29 When Jehovah thy God cutteth off from before thee the nations whither thou goest, to take possession of them, and thou hast dispossessed them, and dwellest in their land,
“Tanrınız RAB topraklarını alacağınız ulusları önünüzden yok edecek. Topraklarını miras alıp orada yaşadığınızda
30 take heed to thyself that thou be not ensnared [to follow] after them, after that they are destroyed from before thee; and that thou inquire not after their gods, saying, How did these nations serve their gods? even so will I do likewise.

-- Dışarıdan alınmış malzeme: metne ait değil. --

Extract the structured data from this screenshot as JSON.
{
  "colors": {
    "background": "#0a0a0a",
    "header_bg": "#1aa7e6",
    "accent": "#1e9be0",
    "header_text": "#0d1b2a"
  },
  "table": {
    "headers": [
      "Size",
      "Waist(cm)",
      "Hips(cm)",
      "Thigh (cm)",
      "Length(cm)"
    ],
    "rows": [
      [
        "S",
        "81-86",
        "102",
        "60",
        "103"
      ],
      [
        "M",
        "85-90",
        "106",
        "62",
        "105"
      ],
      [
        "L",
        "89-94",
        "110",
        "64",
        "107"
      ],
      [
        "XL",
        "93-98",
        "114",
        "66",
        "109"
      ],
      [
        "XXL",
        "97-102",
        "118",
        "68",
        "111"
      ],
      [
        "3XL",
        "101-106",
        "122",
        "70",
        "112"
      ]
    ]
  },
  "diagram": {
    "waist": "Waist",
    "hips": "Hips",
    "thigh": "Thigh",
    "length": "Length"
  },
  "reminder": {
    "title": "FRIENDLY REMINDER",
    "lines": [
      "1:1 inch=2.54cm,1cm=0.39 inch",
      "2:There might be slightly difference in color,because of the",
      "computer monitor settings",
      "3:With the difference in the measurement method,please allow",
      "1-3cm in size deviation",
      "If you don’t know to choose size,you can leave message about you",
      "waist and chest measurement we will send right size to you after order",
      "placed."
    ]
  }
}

ve onları yok ettiğinizde, onların tuzaklarına düşmekten sakının. İlahlarına yönelip, ‘Bu uluslar ilahlarına nasıl tapıyorlardı? Biz de aynısını yapalım’ demeyin.
31 Thou shalt not do so to Jehovah thy God; for every [thing that is] abomination to Jehovah, which he hateth, have they done unto their gods; for even their sons and their daughters have they burned in the fire to their gods.
Tanrınız RAB'be bu biçimde tapınmayacaksınız. Onlar ilahlarına RAB'bin tiksindiği iğrenç şeyler sunuyorlar. Oğullarını, kızlarını bile yakarak ilahlarına kurban ediyorlar.
32 Everything that I command you, ye shall take heed to do it; thou shalt not add thereto, nor take from it.
“Size bildirdiğim bütün buyruklara iyice uyun. Bunlara hiçbir şey eklemeyin, hiçbir şey çıkarmayın.